Government-backed loan programs will continue to be a rich source of capital this year for seniors housing, making it the bright spot in the commercial real estate sector.

Fannie Mae and Freddie Mac, the government-sponsored enterprises (GSEs) that provide liquidity to lenders, are expected to each plow about another $1 billion into the seniors housing market in 2010.

Despite a recent slowdown of approvals because of a surge in applications, HUD’s 232 lending program also will continue to supply loans for seniors housing while program administrators work to expedite deal approvals.

“Fannie and Freddie are critical to seniors housing today,” says Philip Brooks, senior vice president at the Richmond, Va., offices of Berkadia Commercial Mortgage, a new company formed last December by industry veterans. “Both (GSEs) are open and eager for business.”

Concerns about the well being of the government-backed loan programs persist, however.
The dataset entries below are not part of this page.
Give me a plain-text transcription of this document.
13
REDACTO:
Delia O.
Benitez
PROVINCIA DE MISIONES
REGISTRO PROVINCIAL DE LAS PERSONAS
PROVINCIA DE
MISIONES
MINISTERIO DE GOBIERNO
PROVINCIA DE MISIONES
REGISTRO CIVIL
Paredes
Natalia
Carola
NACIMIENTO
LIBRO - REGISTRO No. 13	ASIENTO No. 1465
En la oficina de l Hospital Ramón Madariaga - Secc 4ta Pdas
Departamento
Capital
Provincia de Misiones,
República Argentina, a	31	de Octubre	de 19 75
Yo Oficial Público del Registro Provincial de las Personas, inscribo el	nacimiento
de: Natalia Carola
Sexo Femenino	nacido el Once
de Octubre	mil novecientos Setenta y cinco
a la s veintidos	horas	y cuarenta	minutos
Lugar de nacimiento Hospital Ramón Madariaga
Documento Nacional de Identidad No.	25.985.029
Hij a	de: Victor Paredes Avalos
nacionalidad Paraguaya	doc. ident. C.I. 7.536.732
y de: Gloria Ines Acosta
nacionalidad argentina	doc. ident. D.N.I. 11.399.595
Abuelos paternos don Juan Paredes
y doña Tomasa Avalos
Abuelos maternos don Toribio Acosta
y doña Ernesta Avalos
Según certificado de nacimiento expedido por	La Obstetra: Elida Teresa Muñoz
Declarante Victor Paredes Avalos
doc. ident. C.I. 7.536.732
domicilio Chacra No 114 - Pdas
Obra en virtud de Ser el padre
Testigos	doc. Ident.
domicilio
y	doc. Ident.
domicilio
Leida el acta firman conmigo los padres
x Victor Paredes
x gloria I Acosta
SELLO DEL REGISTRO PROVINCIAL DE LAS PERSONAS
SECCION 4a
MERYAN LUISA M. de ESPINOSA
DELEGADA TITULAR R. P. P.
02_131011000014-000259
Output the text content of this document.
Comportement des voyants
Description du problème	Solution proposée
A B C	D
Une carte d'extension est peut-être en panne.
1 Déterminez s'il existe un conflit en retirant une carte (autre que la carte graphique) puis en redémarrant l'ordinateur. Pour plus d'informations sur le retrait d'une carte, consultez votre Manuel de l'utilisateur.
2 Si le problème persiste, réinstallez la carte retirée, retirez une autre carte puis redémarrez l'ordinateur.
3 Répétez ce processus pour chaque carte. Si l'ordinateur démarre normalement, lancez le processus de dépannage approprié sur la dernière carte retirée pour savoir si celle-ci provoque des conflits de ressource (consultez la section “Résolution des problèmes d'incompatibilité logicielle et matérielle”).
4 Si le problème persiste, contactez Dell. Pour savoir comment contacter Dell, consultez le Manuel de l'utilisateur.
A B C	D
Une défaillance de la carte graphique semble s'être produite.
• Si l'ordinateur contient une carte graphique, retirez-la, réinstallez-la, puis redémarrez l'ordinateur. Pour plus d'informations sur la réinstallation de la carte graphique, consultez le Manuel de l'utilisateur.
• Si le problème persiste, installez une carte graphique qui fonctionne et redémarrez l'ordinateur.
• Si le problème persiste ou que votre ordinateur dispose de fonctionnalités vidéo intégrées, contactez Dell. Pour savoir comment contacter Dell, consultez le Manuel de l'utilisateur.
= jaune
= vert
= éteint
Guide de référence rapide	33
Last week, Congressman Barney Frank, who heads the U.S. House Financial Services Committee, said that he will push to abolish Fannie and Freddie and replace it with a new system.

Fannie’s seniors housing portfolio is performing better than the multifamily segment, which is outperforming single-family home loans, say sources familiar with Fannie Mae. The delinquency rate for multifamily loans, which include seniors housing, dipped to 0.61% in October.

“We are not having any deterioration with our seniors housing loans,” says Mitch Kiffe, vice president of multifamily production and sales at Freddie Mac in McLean, Va. “That bodes well for the market going forward.” Freddie’s delinquency rate for multifamily loans in November was 0.14%.

Refinance loans make up the bulk of Freddie’s transactions, Kiffe says. Freddie doesn’t provide lending for new construction, and acquisition activity has been slow since the economic meltdown.

On a year-over-year basis, Freddie’s loan volume fell about 15% to 20% in 2009, Kiffe estimates, though exact numbers won’t be released for several weeks. Volume at Freddie is expected to decline slightly in 2010.

Freddie currently holds seniors housing loans on its books, but it has plans to expand its commercial mortgage-backed securities (CMBS) lending programs in the second quarter of 2010, Kiffe says.

“We think that by opening seniors housing product line, we can reduce the cost of capital to borrowers.” Securitization could lower costs by about 25 basis points, he adds.

Servicers and originators say both Fannie and Freddie have tightened their lending standards to reflect current market conditions. Buildings must be stabilized properties, and loan-to-values are 70% to 75%, depending on the property type.

HUD helps fill gap

Meanwhile, the HUD 232 Lean program continues to fund projects. For example, the Morningside Group recently completed an $80 million refinancing of its assisted living portfolio — among the largest HUD 232 portfolio of loans to date. Capital Funding Group of Baltimore arranged the refinancing of six assisted living buildings.

The facilities are located throughout the mid-Atlantic region. Interest rates ranged from 4.75% to 4.78%. The deal took about four months to complete once the paperwork was submitted to HUD, according to Michael Burchell, director at Capital Funding.

The firm currently has 67 deals in the HUD pipeline. HUD has become more cautious and conducts greater due diligence on deals, Burchell says. “They follow the guidelines very carefully.”

The overwhelming demand for loans through the HUD 232 Lean program has created a backlog of applications, sources say. A mid-December update from HUD says 135 applications are in the queue and have not yet been assigned to be underwritten.

Loans are being delayed as long as three to four months, sources say. But program administrators hope to fix the backlog. “Improvements continue to be made,” says Raelee Jones, vice president at Wells Fargo Multifamily Capital and an underwriter for the program.

She explains that the Lean program is based on the idea that continuous improvements will be made to the system as feedback is received.

HUD recently changed the way it handles new construction applications. Since these deals take longer to approve, two separate queues have been created, one for new construction and another to refinance loans. That should expedite approvals for refinancing. HUD also has hired more staff to clear up the backlog.